As cadeias de suprimentos do setor aeroespacial e de defesa dos EUA estão enfrentando dificuldades durante a escassez. Para piorar, seus pedidos de ajuda estão sendo ignorados.

Cadeias de Suprimentos de Defesa dos EUA Estão em Risco

De 2000 a 2015, houve uma contração de 80% no setor de placas de circuito impresso (PCB) nos EUA. O número de fabricantes caiu de 2.500 para apenas 145. O valor da indústria de PCB diminuiu de US$ 10 bilhões para US$ 2 bilhões. A capacidade foi perdida.

Segundo Todd Brassard, COO da Calumet Electronics, "houve uma 'falha em manter o estado da arte'.“

A Calumet é uma sobrevivente na indústria de PCB dos EUA. Eles fabricam as PCBs e substratos de CI críticos usados nos sistemas de defesa e armamentos americanos. E esse sobrevivente está fazendo um apelo para que a cadeia de suprimentos de defesa dos EUA receba atenção.

As Mesmas Faltas, Mas Diferentes

A cadeia de suprimentos de defesa dos EUA está enfrentando as mesmas faltas atualmente vistas nas indústrias de eletrônicos de consumo e automotivos. E enquanto autoridades americanas estão trabalhando intensamente para resolver as questões da cadeia de suprimentos de eletrônicos de consumo e automotivos, os apelos do setor de defesa, segundo Brassard, "caem em ouvidos surdos".

O problema está em um senso de teimosia. Enquanto os Estados Unidos desfrutam de sistemas de defesa e armamentos avançados e incomparáveis, não estão dispostos a desenvolvê-los.
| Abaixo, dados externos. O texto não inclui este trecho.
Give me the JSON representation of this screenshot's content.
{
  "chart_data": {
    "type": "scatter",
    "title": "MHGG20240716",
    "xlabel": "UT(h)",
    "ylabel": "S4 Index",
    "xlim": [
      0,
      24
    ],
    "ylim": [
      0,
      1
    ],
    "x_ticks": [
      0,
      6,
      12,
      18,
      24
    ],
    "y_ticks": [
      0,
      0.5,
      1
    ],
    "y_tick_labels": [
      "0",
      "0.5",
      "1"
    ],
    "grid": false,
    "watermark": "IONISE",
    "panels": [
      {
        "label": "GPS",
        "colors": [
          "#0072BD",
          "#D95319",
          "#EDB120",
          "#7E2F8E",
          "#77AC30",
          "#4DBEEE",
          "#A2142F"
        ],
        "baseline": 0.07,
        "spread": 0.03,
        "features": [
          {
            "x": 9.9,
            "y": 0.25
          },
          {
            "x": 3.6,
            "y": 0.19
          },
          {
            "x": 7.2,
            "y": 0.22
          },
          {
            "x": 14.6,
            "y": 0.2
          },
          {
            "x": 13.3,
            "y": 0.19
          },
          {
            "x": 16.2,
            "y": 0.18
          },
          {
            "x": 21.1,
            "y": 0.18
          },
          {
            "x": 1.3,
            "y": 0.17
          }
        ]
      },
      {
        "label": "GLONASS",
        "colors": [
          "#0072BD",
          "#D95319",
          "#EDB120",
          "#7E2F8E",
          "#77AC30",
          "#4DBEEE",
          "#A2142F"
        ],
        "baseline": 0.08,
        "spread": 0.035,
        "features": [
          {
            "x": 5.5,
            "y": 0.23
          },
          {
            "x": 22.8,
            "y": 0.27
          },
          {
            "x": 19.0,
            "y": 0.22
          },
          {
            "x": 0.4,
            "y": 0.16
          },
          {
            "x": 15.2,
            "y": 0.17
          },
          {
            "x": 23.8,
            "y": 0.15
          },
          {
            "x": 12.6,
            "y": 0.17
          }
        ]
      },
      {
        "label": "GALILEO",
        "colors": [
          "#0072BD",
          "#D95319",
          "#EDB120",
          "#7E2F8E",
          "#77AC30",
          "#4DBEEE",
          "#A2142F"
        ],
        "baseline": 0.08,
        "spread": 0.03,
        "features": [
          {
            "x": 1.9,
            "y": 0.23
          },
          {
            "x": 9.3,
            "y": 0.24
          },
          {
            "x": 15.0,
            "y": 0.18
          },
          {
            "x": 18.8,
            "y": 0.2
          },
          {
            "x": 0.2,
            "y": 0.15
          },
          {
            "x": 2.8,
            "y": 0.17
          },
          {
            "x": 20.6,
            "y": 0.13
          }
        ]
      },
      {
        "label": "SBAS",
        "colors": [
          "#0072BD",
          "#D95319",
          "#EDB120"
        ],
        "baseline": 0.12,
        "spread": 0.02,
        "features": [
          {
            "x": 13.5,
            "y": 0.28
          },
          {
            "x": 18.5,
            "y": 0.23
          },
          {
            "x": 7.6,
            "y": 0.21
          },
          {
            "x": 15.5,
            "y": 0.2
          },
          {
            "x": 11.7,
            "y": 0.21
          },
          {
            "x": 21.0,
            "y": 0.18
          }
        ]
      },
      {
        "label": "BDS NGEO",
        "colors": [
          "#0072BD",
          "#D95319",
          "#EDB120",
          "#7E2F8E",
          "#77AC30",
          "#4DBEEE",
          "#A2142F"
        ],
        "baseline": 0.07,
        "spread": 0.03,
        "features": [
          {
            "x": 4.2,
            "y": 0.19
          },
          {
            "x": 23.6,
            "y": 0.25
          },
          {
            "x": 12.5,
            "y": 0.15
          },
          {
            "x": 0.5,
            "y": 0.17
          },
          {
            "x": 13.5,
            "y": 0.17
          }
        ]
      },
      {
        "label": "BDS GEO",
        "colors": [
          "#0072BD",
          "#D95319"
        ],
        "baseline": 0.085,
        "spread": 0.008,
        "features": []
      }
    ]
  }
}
Assim aconteceu a grande redução no número de fabricantes de PCB e CI entre 2000 e 2015. Nesse período, os EUA permitiram que as forças de mercado direcionassem a fabricação para o exterior. Somando a isso duas décadas de políticas governamentais "pós-industriais", pode-se entender por que Taiwan e China se tornaram pólos de fabricação de componentes.

Muitas das PCBs críticas para a indústria de defesa americana já não podem ser compradas de empresas dos EUA. Por isso, o Departamento de Defesa dos EUA precisa contar com fornecedores estrangeiros (como China e Taiwan) para obter componentes críticos. Capacitores também são difíceis de encontrar internamente, o que pode ter relação com o fato de serem o segundo componente mais falsificado na eletrônica.

E, apesar de as autoridades americanas já terem discutido o tema, nenhum plano concreto foi traçado para fortalecer a fabricação doméstica de eletrônicos críticos para defesa.

No momento, engenheiros e profissionais de aquisição do Departamento de Defesa estão recebendo orientação sobre como obter PCBs e outros componentes críticos de cadeias de suprimentos confiáveis. Mas esta solução paliativa pouco resolve diante de uma oferta tão restrita.

Não é uma Questão de Demanda

A demanda por componentes eletrônicos para aeroespacial e defesa é pequena em relação a outros setores eletrônicos. Atualmente, a procura cresceu 6 por cento desde 2020.

Por outro lado, a demanda automotiva subiu 60 por cento; a industrial, 30 por cento; comunicações, 80 por cento; e computação, 30 por cento.

Se a demanda é relativamente baixa para aeroespacial e defesa, por que o setor está em risco? A resposta simples: a explosão da demanda em outros setores está diretamente inibindo o acesso de aeroespacial e defesa a componentes críticos.

Além disso, as fábricas estão direcionando sua capacidade para componentes não exclusivos de aeroespacial e defesa. Ou seja, todos competem pelos mesmos chips, e os setores de eletrônicos de consumo, comunicações e automotivo são, geralmente, os que pagam mais.

Se há algo positivo, é que a pandemia desacelerou a aviação comercial. Com isso, uma parte da capacidade ficou disponível nas fábricas. Porém, a maioria dos prazos de entrega segue se alongando. Por exemplo, o prazo de entrega para conectores eletrônicos dobrou de 8–10 semanas, no 1º trimestre de 2020, para 16–18 semanas em 2021. Conectores mais complexos chegam a 36 semanas, enquanto alguns semicondutores têm prazos entre 33 e 44 semanas.

Variação do prazo de entrega (semanas) por tipo de componente, janeiro–abril
Fonte: LevaData

Don Akery, presidente da TTI Americas, afirma que os prazos de entrega dificilmente vão melhorar antes do fim deste ano: "Até o final do ano veremos os prazos começarem a cair, mas só no ano que vem devem retornar aos níveis anteriores à pandemia."

Por enquanto, as cadeias de suprimentos de defesa terão que enfrentar as dificuldades.